[llvm] [AArch64] Initial sched model for Neoverse V3, V3AE (PR #163932)

Tue Oct 21 06:59:33 PDT 2025

================
@@ -0,0 +1,2781 @@
+//=- AArch64SchedNeoverseV3.td - NeoverseV3 Scheduling Defs --*- tablegen -*-=//
+//
+// Part of the LLVM Project, under the Apache License v2.0 with LLVM Exceptions.
+// See https://llvm.org/LICENSE.txt for license information.
+// SPDX-License-Identifier: Apache-2.0 WITH LLVM-exception
+//
+//===----------------------------------------------------------------------===//
+//
+// This file defines the scheduling model for the Arm Neoverse V3 processors.
+// All information is taken from the V3 Software Optimization guide:
+//
+// https://developer.arm.com/documentation/109678/300/?lang=en
+//
+//===----------------------------------------------------------------------===//
+
+def NeoverseV3Model : SchedMachineModel {
+  let IssueWidth            =   8; // Expect best value to be slightly higher than V2
+  let MicroOpBufferSize     = 320; // Entries in micro-op re-order buffer.
+  let LoadLatency           =   4; // Optimistic load latency.
+  let MispredictPenalty     =  10; // Extra cycles for mispredicted branch.  NOTE: Copied from N2.
+  let LoopMicroOpBufferSize =  16; // NOTE: Copied from Cortex-A57.
+  let CompleteModel         =   1;
+
+  list<Predicate> UnsupportedFeatures = !listconcat(SMEUnsupported.F,
+                                                    [HasSVE2p1, HasSVEB16B16,
+                                                     HasCPA, HasCSSC]);
+}
+
+//===----------------------------------------------------------------------===//
+// Define each kind of processor resource and number available on Neoverse V3.
+// Instructions are first fetched and then decoded into internal macro-ops
+// (MOPs). From there, the MOPs proceed through register renaming and dispatch
+// stages. A MOP can be split into two micro-ops further down the pipeline
+// after the decode stage. Once dispatched, micro-ops wait for their operands
+// and issue out-of-order to one of twenty-one issue pipelines.

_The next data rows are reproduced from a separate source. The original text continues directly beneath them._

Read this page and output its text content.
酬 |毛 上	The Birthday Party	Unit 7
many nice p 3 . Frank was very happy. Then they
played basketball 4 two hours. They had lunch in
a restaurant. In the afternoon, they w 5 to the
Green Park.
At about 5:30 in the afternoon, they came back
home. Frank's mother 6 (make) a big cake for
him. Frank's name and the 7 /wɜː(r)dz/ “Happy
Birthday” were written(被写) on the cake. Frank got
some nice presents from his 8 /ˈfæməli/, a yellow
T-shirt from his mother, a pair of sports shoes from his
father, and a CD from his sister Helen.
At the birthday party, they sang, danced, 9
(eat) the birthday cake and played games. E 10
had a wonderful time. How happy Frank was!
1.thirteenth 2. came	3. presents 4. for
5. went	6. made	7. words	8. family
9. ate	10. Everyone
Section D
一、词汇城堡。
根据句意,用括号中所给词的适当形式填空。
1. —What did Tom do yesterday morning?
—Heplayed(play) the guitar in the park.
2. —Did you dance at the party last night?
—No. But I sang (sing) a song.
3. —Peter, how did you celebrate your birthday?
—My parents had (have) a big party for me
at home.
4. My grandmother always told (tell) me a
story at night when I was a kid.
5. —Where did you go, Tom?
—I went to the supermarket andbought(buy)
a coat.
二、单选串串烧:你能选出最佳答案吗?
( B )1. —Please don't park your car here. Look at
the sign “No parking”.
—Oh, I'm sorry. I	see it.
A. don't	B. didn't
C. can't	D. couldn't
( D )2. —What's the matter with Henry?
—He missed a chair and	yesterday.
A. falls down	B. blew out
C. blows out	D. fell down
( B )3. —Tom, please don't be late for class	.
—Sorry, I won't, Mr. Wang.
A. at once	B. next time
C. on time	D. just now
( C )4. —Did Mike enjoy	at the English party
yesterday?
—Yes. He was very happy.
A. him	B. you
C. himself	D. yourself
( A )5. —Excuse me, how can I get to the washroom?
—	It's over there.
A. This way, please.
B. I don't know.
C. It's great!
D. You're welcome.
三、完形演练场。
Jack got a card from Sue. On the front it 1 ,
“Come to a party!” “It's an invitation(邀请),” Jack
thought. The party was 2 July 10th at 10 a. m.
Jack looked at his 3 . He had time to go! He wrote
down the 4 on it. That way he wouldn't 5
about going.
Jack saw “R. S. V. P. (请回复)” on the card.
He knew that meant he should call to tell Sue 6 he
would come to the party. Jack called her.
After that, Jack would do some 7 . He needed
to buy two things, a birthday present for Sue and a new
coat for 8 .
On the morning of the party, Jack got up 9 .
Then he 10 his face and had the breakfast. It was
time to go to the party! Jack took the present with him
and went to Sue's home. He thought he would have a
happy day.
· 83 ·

Each issue
+// pipeline can accept one micro-op per cycle.
+
+let SchedModel = NeoverseV3Model in {
+
+// Define the (21) issue ports.
+def V3UnitB   : ProcResource<3>;  // Branch 0/1/2
+def V3UnitS0  : ProcResource<1>;  // Integer single-cycle 0
+def V3UnitS1  : ProcResource<1>;  // Integer single-cycle 1
+def V3UnitS2  : ProcResource<1>;  // Integer single-cycle 2
+def V3UnitS3  : ProcResource<1>;  // Integer single-cycle 3
+def V3UnitS4  : ProcResource<1>;  // Integer single-cycle 4
+def V3UnitS5  : ProcResource<1>;  // Integer single-cycle 5
+def V3UnitM0  : ProcResource<1>;  // Integer single/multicycle 0
+def V3UnitM1  : ProcResource<1>;  // Integer single/multicycle 1
+def V3UnitV0  : ProcResource<1>;  // FP/ASIMD 0
+def V3UnitV1  : ProcResource<1>;  // FP/ASIMD 1
+def V3UnitV2  : ProcResource<1>;  // FP/ASIMD 2
+def V3UnitV3  : ProcResource<1>;  // FP/ASIMD 3
+def V3UnitLS0 : ProcResource<1>;  // Load/Store 0
+def V3UnitL12 : ProcResource<2>;  // Load 1/2
+def V3UnitST1 : ProcResource<1>;  // Store 1
+def V3UnitD   : ProcResource<2>;  // Store data 0/1
+def V3UnitFlg : ProcResource<8>;  // Flags
----------------
Asher8118 wrote:

`def V3UnitFlg : ProcResource<8>;  // Flags` Looking at this in V3, it seems to be used similarly to `def V2UnitFlg : ProcResource<3>;  // Flags` from the V2 scheduling model. While it does not appear in the SWOG, this unit is meant to model the behaviour of flag setting instructions. I'm wondering, what is the reason for giving this unit `ProcResource<8>`?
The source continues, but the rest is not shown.